Humorously describing herself as “chexy,” a word coined from the combination of chubby-sexy, Tuzon tells the Daily Tribune she never planned on joining a pageant.

“I’m interested in lifestyle, like food and travel. I want to have my own show like in Food & Travel. I’d like to think of myself as a foodie. Entertainment as well, like E News, I love E News also,” she reveals. “I know how to make ensaymada! I love to bake!”

“WITH realization of one’s own potential and self-confidence in one’s ability, one can build a better world.” Monique Tuzon’s IG post.

Monique was born in San Jose, California. When she was three months old, they moved back to the Philippines. “I grew up here till I was 11, and then from 11 till last year, I was based in the United States.
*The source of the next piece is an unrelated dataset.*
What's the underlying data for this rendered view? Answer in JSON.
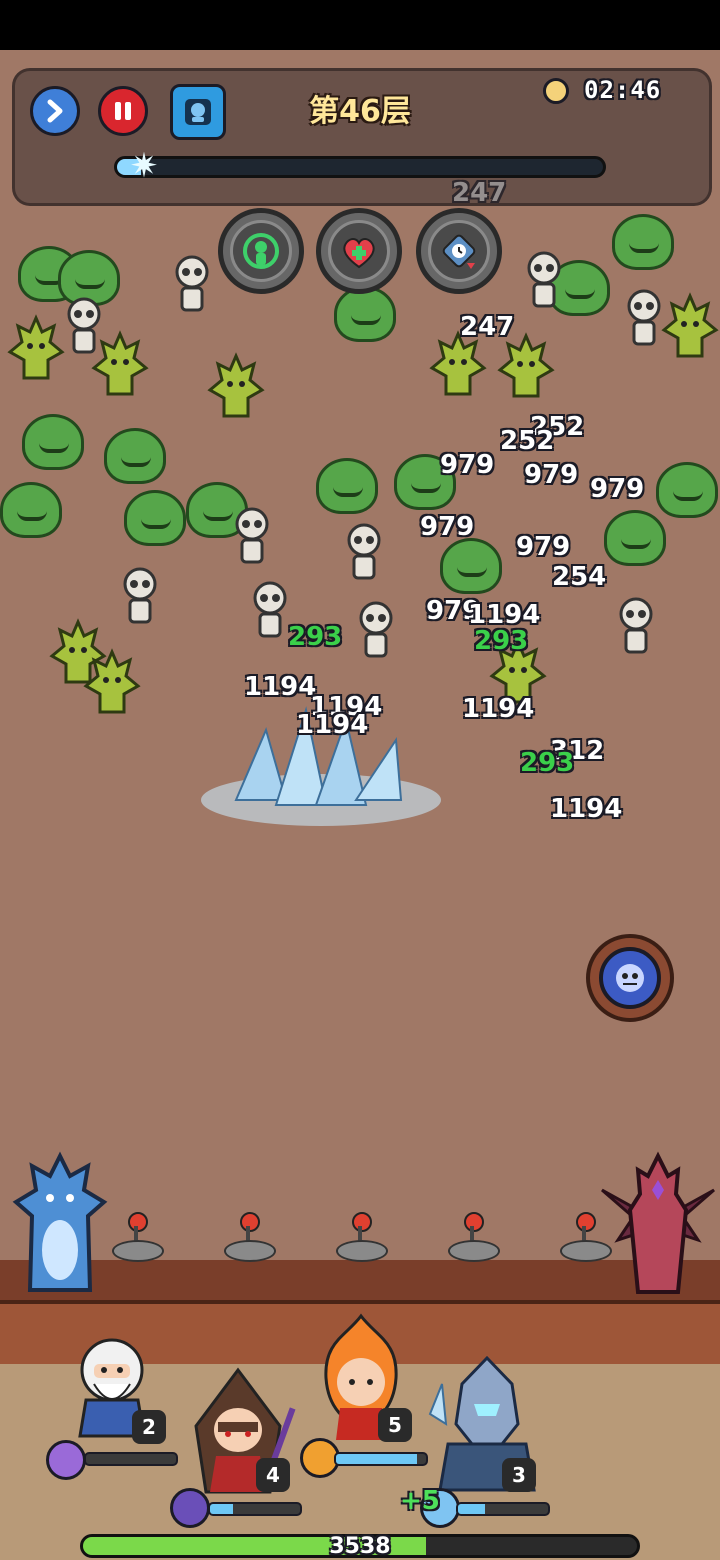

I just moved here here recently for Solar,” she relates.

Tuzon, 25, who graduated with a degree in Communications from the University of North Carolina, was recruited by Jonas “Mama J” Gaffud, noted as a leading beauty queen maker.
Gaffud runs Aces and Queens, which became known for its stable of winners including Miss Universe 2015 Pia Wurtzbach, Miss World 2013 Megan Young and Miss International 2016 Kylie Versoza.

Monique admits she did not think she was suited for the pageant life.

MONIQUE in a “tropical state of mind’’ in El Nido, Palawan.

“Before, starting training, nase-stress na ako (I was getting stressed), right? Like, oh my God, kembot pa more, landi pa more (sway some more, be flirty some more)! I’m not really landi in person. I’m a very sporty person, smiley lang. But the other beauty queens under Aces and Queens told me, ‘Just be yourself.’ So now I’m just having fun. I’m not really stressing about the pageant. I’m walking lang my normal walk, but with more poise and elegance and just smiling,” she laughs.

Monique, comfortable in her skin, is obviously letting herself enjoy the experience to the full. “I just go with the flow,” she talks about her approach to life. “I don’t really care about what people think of me. Say what you want, I don’t care,” she explains.

Growing up, Mo played tennis, badminton, football, basketball and was on a nationally ranked high school rowing team. As a member of said rowing team, she shares as an example, she would wear a bandanna all the time because she tended to perspire. She also wore high socks even though these weren’t considered fashionable. They called it the “Mo Look,” she laughs.

Tuzon wore a similar outfit to one of the pageant events recently, where others girls, she noticed, looked nicely made up.

“I do my own take on it, the Mo Way,” she quipped.

Not many know it, but growing up in North Carolina was perhaps one of the best trainings she had as a Filipina pageant contestant.

“I love everything about Filipino culture,” she says. “But in North Carolina, it’s Trump country. People would look at me and ask, ‘What kind of Asian are you?’ I get that a lot. It’s not like they are being discrimanatory, they’re just being ignorant. I don’t get offended, I just educate them. I just tell them about the Philippines.”

Not just outgoing and spontaneous, Monique also confesses to being open-minded. “I’m very accepting. I accept everybody,” she stresses.

“My dad’s younger brother is gay. Two of my sisters are gay, and two of my aunts in the US are gay. I have friends growing up…gay. I’m just really very exposed to the gay community.

They don’t have the same rights as us, legally.And I just want to enlighten the people about the legal aspects of it. Kasi they don’t know, right? That they’re not entitled to get the same mortgage together, adopt a child…If they’re sick, their partner can’t tell them what to do because they’re single on paper. It’s really the legal part that I’m trying to fight for. I get affected because they’re my family and my friends, and I really want to be the voice for them,” she explains.

Whatever happens in the pageant, she tells the Tribune, she is glad to be given the platform to express her views on matters like body image and gay rights, among others.

“Win or lose, I am already happy I made it this far as an official candidate [finalist]. The experiences I gained from this and the friendships I am making along the way, I am very happy already,” she recently told another publication.

Along with 39 other finalists, Monique will compete for the Miss World Philippines 2018 title on 7 October in Manila.